Economy Minister Recep Onal told reporters as he left the meeting the country would do everything necessary to speed key privatizations of Turk Telekom and Turkish Air — which it is depending on for revenue to back its reform plans.

Analysts said the result of the currency decision would effectively lead to a devaluation of the lira, and push inflation back up from its current 14-year low. Inflation stands at some 30 percent.

The economic stabilization program, backed by $11 billion in loans from the IMF, has been under pressure since November, when foreign investors were scared off by allegations of corruption in the banking sector.

A new crisis was sparked Monday, when Prime Minister Bulent Ecevit stormed out of a meeting with President Ahmet Necdet Sezer. Ecevit was upset after the president criticized the government for failing to battle corruption.

The row terrified Turkish banks, many of them fragile from the country's financial crisis late last year, and drained over $7 billion from central bank reserves.

Political stability is seen as essential to the success of the program, and the clash between the country's two top leaders led to fears of a government collapse. Ecevit's three-party coalition government is Turkey's most stable in years.

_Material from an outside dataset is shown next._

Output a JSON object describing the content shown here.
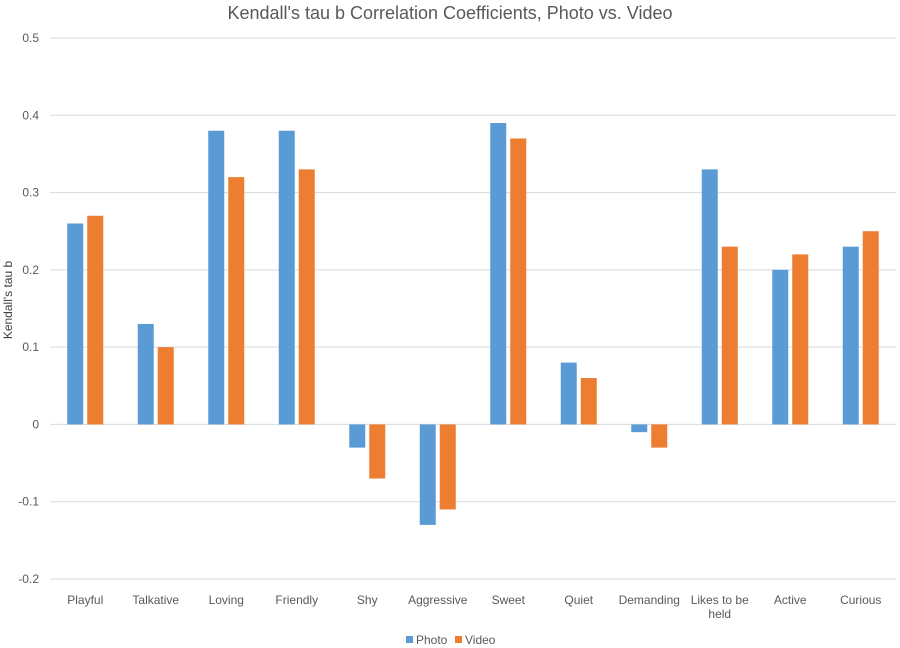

"The Turkish problems are in fact more political than economic," said Faruk Selcuk, economic professor at Ankara's Bilkent University. "The government gave the impression it was not strongly behind the program. It raised question marks that got bigger every day."

Fears that the crisis in Turkey may affect other emerging markets, led Mexico's peso, Brazil's real and Peru's nuevo sol to close weaker against the dollar Wednesday.

Standards & Poor said Wednesday it was placing Turkey's credit ratings under observation, saying it was seriously worried about the situation.

Turkey's crawling peg of the lira is the cornerstone of its IMF-agreed anti-inflation plan. Any serious loss of the currency's value is expected to have serious consequences for financing foreign debt and the country's budget.